U.S. Sen. Lisa Murkowski, R-Alaska, today identified opportunities in the Department of Energy’s $32.5 billion FY 2017 budget request to work with the agency to promote energy innovation, but cautioned Energy Secretary Ernest Moniz against provisions that would increase mandatory spending at a time of significant budgetary limitations.
“This is not the budget for the Department of Energy that I would write. I believe it only partially adheres to the balanced energy policy that most of us agree on – with significant increases for efficiency, vehicle, and renewable technologies, but a cut proposed for fossil R&D, including the important work the Department should be doing to help develop methane hydrates,” Murkowski said. “But this budget does present opportunities to find common ground relating to promoting energy innovation efforts throughout the country.”
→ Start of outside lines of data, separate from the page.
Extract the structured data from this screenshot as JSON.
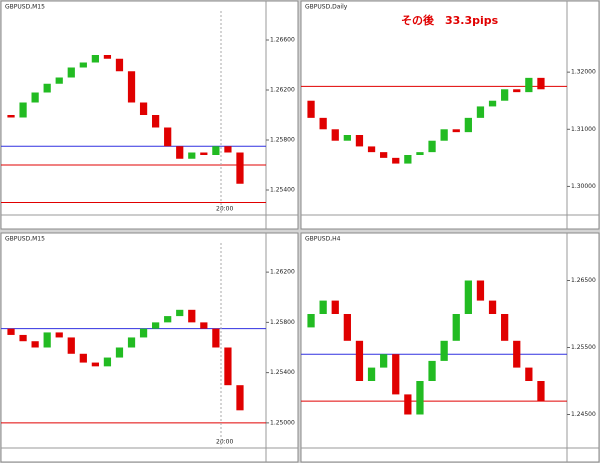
{
  "chart_data": [
    {
      "type": "candlestick",
      "title": "GBPUSD,M15",
      "annotation": "20:00",
      "open": [
        1.26,
        1.2598,
        1.261,
        1.2618,
        1.2625,
        1.263,
        1.2638,
        1.2642,
        1.2648,
        1.2645,
        1.2635,
        1.261,
        1.26,
        1.259,
        1.2575,
        1.2565,
        1.257,
        1.2568,
        1.2575,
        1.257
      ],
      "close": [
        1.2598,
        1.261,
        1.2618,
        1.2625,
        1.263,
        1.2638,
        1.2642,
        1.2648,
        1.2645,
        1.2635,
        1.261,
        1.26,
        1.259,
        1.2575,
        1.2565,
        1.257,
        1.2568,
        1.2575,
        1.257,
        1.2545
      ],
      "ylim": [
        1.252,
        1.268
      ],
      "yticks": [
        {
          "value": 1.254,
          "label": "1.25400"
        },
        {
          "value": 1.258,
          "label": "1.25800"
        },
        {
          "value": 1.262,
          "label": "1.26200"
        },
        {
          "value": 1.266,
          "label": "1.26600"
        }
      ],
      "levels": [
        {
          "value": 1.2575,
          "color": "#3030e0"
        },
        {
          "value": 1.256,
          "color": "#e00000"
        },
        {
          "value": 1.253,
          "color": "#e00000"
        }
      ]
    },
    {
      "type": "candlestick",
      "title": "GBPUSD,Daily",
      "annotation": "その後　33.3pips",
      "open": [
        1.315,
        1.312,
        1.31,
        1.308,
        1.309,
        1.307,
        1.306,
        1.305,
        1.304,
        1.3055,
        1.306,
        1.308,
        1.31,
        1.3095,
        1.312,
        1.314,
        1.315,
        1.317,
        1.3165,
        1.319
      ],
      "close": [
        1.312,
        1.31,
        1.308,
        1.309,
        1.307,
        1.306,
        1.305,
        1.304,
        1.3055,
        1.306,
        1.308,
        1.31,
        1.3095,
        1.312,
        1.314,
        1.315,
        1.317,
        1.3165,
        1.319,
        1.317
      ],
      "ylim": [
        1.295,
        1.33
      ],
      "yticks": [
        {
          "value": 1.3,
          "label": "1.30000"
        },
        {
          "value": 1.31,
          "label": "1.31000"
        },
        {
          "value": 1.32,
          "label": "1.32000"
        }
      ],
      "levels": [
        {
          "value": 1.3175,
          "color": "#e00000"
        }
      ]
    },
    {
      "type": "candlestick",
      "title": "GBPUSD,M15",
      "annotation": "20:00",
      "open": [
        1.2575,
        1.257,
        1.2565,
        1.256,
        1.2572,
        1.2568,
        1.2555,
        1.2548,
        1.2545,
        1.2552,
        1.256,
        1.2568,
        1.2575,
        1.258,
        1.2585,
        1.259,
        1.258,
        1.2575,
        1.256,
        1.253
      ],
      "close": [
        1.257,
        1.2565,
        1.256,
        1.2572,
        1.2568,
        1.2555,
        1.2548,
        1.2545,
        1.2552,
        1.256,
        1.2568,
        1.2575,
        1.258,
        1.2585,
        1.259,
        1.258,
        1.2575,
        1.256,
        1.253,
        1.251
      ],
      "ylim": [
        1.248,
        1.264
      ],
      "yticks": [
        {
          "value": 1.25,
          "label": "1.25000"
        },
        {
          "value": 1.254,
          "label": "1.25400"
        },
        {
          "value": 1.258,
          "label": "1.25800"
        },
        {
          "value": 1.262,
          "label": "1.26200"
        }
      ],
      "levels": [
        {
          "value": 1.2575,
          "color": "#3030e0"
        },
        {
          "value": 1.25,
          "color": "#e00000"
        }
      ]
    },
    {
      "type": "candlestick",
      "title": "GBPUSD,H4",
      "open": [
        1.258,
        1.26,
        1.262,
        1.26,
        1.256,
        1.25,
        1.252,
        1.254,
        1.248,
        1.245,
        1.25,
        1.253,
        1.256,
        1.26,
        1.265,
        1.262,
        1.26,
        1.256,
        1.252,
        1.25
      ],
      "close": [
        1.26,
        1.262,
        1.26,
        1.256,
        1.25,
        1.252,
        1.254,
        1.248,
        1.245,
        1.25,
        1.253,
        1.256,
        1.26,
        1.265,
        1.262,
        1.26,
        1.256,
        1.252,
        1.25,
        1.247
      ],
      "ylim": [
        1.24,
        1.27
      ],
      "yticks": [
        {
          "value": 1.245,
          "label": "1.24500"
        },
        {
          "value": 1.255,
          "label": "1.25500"
        },
        {
          "value": 1.265,
          "label": "1.26500"
        }
      ],
      "levels": [
        {
          "value": 1.247,
          "color": "#e00000"
        },
        {
          "value": 1.254,
          "color": "#3030e0"
        }
      ]
    }
  ]
}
Murkowski, chairman of the Senate Energy and Natural Resources Committee, expressed her opposition to the tax hikes, fee increases, and other proposals in the President’s overall budget that would make the nation’s primary energy industries less competitive and less productive. Yet she also commended Secretary Moniz for largely keeping his Department’s budget free of unnecessary controversy, and for his continued commitment to working with members of both parties to find common ground.
Later in the hearing, Murkowski highlighted energy innovation in remote Alaska communities like Igiugig and how innovation in rural Alaska can help lower energy costs. The village received news this week that the Department of Energy awarded up to $1.54 million for the development of a marine hydrokinetic project that could help lower its current, 80-cent per kilowatt hour electricity costs.
“Alaska has 33,000 miles of coastline. Couple that with the vast river resources throughout the state, and marine hydrokinetic technologies would allow for communities to harness the power of rivers and tidewaters to produce energy and lower energy costs,” Murkowski said. “Igiugig is just one of the many examples in Alaska of innovative energy technologies that have the potential to be replicated in communities across the nation.”
Moniz called Igiugig’s advancements in innovative energy technologies a tremendous success and said that the village’s efforts to lower energy costs could assist other communities as well. This was a common theme at February’s field hearing in Bethel, Alaska where Murkowski was joined by Moniz and five of her committee colleagues. That hearing examined opportunities to reduce high energy costs in rural Alaska and the progress many communities are making in energy innovation.
Archived video and witness testimony from Thursday’s hearing is available on the Senate Energy and Natural Resources Committee website.